The entire MEB and PEB process can take several months, sometimes longer. During this time, you remain on active duty status with full pay and benefits.
Entry-Level Separation
If you’re medically separated during your first 180 days of continuous active service, you’ll receive what’s called an Entry-Level Separation (ELS). This results in an “uncharacterized” discharge, which is neither honorable nor dishonorable. It essentially means you didn’t serve long enough for the military to evaluate your performance either way.
An uncharacterized discharge from an ELS still preserves your eligibility for certain rights and benefits. It won’t follow you around like a negative discharge would, and it generally doesn’t affect civilian employment. If you’re separated after the 180-day mark, the discharge will carry a characterization (honorable, general, etc.) based on the circumstances of your service.
Disability Benefits After Separation
If you’re medically separated for an injury sustained during training, you may qualify for VA disability compensation. The eligibility requirements are straightforward: you must have a current condition that affects your mind or body, and you must have served on active duty. Since your injury happened during service, it qualifies as an “in-service disability claim.”

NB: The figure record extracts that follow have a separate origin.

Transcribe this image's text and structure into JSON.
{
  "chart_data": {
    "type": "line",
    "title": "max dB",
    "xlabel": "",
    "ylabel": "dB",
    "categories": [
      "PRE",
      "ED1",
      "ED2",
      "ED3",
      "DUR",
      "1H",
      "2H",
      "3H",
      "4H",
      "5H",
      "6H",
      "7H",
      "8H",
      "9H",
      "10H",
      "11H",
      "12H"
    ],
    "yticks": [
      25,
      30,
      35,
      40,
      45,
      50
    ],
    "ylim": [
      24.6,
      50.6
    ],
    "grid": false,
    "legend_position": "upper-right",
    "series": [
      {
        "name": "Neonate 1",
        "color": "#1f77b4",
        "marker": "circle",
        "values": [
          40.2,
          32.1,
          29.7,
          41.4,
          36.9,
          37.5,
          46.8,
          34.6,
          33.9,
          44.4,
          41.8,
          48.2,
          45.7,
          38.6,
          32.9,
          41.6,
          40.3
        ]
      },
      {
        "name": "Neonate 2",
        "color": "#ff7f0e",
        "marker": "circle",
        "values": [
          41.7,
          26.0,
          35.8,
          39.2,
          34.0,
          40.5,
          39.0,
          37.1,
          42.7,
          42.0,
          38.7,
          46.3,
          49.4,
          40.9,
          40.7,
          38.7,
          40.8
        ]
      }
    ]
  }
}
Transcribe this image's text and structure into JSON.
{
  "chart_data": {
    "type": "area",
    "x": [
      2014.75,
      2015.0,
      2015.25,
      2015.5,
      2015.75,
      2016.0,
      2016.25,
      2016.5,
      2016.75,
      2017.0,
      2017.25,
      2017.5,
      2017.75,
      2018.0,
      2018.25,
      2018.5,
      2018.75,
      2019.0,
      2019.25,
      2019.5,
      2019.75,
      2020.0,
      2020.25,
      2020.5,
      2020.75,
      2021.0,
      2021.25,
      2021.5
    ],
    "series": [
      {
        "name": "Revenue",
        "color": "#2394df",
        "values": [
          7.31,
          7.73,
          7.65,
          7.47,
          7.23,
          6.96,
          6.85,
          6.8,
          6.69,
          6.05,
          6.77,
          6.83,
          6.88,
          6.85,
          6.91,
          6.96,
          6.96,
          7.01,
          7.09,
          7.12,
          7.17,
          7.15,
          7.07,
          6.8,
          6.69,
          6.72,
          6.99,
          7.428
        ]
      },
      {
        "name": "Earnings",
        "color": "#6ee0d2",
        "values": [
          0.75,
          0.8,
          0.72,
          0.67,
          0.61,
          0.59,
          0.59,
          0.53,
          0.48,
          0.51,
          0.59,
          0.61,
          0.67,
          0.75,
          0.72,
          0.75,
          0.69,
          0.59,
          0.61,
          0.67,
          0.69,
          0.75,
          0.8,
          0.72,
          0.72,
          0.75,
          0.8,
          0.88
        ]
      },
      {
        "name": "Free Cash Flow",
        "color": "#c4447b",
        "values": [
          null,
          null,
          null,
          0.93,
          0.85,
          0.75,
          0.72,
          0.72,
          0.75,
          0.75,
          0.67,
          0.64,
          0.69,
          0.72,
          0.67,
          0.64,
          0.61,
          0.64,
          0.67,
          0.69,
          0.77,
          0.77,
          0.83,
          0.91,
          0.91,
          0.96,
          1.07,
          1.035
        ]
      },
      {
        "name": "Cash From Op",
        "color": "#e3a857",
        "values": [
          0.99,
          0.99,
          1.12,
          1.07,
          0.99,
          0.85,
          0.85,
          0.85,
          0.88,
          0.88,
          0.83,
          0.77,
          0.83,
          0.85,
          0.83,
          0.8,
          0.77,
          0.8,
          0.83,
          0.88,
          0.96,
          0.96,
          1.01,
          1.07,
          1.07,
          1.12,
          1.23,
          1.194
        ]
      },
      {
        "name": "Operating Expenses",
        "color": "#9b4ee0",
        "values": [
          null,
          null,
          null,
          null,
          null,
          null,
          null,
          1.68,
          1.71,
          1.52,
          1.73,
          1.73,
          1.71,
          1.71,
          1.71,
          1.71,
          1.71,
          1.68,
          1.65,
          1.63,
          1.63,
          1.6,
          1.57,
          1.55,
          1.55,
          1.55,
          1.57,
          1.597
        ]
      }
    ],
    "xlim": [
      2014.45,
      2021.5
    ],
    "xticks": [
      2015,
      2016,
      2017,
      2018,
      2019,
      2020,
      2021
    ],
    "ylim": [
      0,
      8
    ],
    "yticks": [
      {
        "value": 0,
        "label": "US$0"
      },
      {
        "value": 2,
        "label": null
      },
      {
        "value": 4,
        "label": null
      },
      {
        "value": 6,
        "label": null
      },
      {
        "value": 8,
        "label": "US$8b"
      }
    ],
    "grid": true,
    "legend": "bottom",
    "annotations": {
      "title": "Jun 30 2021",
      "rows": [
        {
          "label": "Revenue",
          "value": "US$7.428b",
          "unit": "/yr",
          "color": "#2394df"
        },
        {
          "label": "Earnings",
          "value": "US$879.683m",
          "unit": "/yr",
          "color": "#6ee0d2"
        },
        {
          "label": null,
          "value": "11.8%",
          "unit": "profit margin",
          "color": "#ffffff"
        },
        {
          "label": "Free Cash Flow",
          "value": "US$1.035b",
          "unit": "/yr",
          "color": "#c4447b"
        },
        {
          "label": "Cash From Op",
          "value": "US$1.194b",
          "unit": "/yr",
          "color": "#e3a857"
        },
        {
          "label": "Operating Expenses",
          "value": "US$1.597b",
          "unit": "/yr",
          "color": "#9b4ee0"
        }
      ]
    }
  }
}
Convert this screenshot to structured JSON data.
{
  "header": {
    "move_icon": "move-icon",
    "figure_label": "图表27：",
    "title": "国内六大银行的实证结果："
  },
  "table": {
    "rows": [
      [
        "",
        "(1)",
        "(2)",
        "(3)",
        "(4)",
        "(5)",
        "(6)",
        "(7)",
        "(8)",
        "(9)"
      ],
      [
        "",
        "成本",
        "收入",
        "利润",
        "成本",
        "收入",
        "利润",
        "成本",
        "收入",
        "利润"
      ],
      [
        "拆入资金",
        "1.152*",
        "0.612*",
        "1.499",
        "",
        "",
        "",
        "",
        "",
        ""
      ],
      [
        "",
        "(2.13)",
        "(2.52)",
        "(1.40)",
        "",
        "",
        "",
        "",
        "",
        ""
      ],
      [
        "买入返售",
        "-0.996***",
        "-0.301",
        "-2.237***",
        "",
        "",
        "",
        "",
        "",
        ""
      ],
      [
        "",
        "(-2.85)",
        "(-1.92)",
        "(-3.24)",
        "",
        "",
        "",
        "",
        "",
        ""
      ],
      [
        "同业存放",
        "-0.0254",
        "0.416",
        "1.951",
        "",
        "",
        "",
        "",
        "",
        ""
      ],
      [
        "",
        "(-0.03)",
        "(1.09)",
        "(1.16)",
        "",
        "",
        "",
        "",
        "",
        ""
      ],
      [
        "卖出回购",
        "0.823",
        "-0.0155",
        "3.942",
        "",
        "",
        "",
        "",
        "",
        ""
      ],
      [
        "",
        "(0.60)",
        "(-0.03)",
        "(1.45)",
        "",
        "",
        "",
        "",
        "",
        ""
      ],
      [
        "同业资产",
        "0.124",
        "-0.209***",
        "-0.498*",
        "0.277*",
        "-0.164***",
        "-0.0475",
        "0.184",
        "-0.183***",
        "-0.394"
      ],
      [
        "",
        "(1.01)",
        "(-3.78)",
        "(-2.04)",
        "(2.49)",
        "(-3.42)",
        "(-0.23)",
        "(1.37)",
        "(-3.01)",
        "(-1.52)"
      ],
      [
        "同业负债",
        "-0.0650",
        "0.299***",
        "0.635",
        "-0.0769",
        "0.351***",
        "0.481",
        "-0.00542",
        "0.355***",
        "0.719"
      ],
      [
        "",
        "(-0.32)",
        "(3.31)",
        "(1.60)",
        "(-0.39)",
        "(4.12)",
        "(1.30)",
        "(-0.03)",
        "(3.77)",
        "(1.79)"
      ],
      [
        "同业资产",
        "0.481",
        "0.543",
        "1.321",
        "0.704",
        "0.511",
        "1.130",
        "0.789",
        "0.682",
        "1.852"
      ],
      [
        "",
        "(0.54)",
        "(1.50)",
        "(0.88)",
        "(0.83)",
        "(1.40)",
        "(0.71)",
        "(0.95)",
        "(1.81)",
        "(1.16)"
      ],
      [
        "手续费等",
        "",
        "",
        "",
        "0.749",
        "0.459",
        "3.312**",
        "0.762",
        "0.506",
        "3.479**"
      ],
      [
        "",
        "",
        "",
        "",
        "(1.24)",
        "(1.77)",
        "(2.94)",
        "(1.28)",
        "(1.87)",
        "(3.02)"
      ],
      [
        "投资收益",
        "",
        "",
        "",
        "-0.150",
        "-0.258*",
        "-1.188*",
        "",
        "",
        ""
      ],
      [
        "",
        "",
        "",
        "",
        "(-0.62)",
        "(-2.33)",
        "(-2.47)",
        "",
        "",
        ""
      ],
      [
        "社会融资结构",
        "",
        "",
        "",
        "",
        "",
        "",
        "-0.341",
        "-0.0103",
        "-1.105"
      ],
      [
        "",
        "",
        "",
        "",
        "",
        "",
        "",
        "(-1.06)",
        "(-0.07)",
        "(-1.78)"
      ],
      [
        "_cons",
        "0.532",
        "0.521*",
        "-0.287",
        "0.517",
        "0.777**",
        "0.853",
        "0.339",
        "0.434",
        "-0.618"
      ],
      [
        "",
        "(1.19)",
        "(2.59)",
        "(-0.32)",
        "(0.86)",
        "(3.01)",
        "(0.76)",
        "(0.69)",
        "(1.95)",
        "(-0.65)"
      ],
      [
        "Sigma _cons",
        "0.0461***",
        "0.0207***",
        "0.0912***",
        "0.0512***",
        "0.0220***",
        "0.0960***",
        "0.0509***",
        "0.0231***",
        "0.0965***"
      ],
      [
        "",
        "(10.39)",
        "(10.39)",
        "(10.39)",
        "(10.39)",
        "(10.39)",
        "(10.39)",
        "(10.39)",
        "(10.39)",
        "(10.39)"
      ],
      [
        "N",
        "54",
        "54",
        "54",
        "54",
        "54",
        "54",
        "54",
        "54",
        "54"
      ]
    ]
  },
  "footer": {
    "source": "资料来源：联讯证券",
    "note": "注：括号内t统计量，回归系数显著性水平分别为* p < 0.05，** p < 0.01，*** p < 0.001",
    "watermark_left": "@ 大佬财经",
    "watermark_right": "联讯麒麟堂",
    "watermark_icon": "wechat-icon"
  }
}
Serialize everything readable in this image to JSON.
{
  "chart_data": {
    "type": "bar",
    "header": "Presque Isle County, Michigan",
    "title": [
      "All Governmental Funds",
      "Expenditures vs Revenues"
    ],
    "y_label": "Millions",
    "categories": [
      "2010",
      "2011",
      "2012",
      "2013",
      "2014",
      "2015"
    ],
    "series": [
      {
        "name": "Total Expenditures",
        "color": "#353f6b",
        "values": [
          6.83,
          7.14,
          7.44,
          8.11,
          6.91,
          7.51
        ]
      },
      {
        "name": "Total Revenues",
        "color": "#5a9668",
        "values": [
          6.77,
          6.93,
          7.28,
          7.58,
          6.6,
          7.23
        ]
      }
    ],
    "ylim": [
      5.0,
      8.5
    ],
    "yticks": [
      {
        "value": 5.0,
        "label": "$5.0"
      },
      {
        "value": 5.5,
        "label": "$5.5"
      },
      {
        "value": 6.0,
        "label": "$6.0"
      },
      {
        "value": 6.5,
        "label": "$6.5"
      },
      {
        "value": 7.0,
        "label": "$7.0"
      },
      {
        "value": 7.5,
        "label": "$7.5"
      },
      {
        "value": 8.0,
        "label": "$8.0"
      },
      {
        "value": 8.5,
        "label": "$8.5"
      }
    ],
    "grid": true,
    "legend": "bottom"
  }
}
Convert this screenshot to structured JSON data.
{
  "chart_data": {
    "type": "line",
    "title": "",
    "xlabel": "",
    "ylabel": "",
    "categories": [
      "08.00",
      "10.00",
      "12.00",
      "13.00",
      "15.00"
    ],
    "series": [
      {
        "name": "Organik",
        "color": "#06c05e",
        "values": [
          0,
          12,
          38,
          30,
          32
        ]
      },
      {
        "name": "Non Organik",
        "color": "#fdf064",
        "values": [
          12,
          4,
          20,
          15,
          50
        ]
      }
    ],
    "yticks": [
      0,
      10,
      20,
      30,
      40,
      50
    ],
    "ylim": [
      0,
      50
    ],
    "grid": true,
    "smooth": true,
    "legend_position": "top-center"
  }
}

Some recruits separated through the PEB process receive a disability rating before they even leave, which can entitle them to monthly compensation, medical coverage for themselves and dependents, or in some cases disability retirement with ongoing benefits. The Temporary Disability Retired List (TDRL) is one such program, designed for service members whose conditions haven’t fully stabilized yet. It provides a monthly stipend and medical coverage while your condition is monitored over time.
Even if your condition doesn’t fully appear until after you’ve left the military, you can still file a post-service disability claim. Conditions that show up within a year of discharge are given particular consideration. The key is having documentation from your time in service, which is why every sick call visit and medical evaluation during training matters.
What This Looks Like Day to Day
The practical experience of being injured in boot camp depends heavily on severity. A minor sprain might mean you sit out of runs for a week while still doing classroom instruction and rifle training. A stress fracture could mean weeks in a rehabilitation unit doing upper-body exercises and waiting for your bones to heal before recycling into a new training platoon.
A serious injury that triggers medical hold means long days with little structure compared to the intensity of basic training. You’ll attend medical appointments, do whatever physical therapy is prescribed, and handle administrative tasks. Some recruits in medical hold describe it as harder mentally than training itself, because the uncertainty about whether you’ll continue or be sent home weighs heavily.
Throughout all of this, you remain on active duty and continue getting paid. Your medical care costs nothing out of pocket. If you’re ultimately separated, the transition process includes guidance on filing for any benefits you’ve earned, including VA healthcare and disability compensation for the injury that ended your training.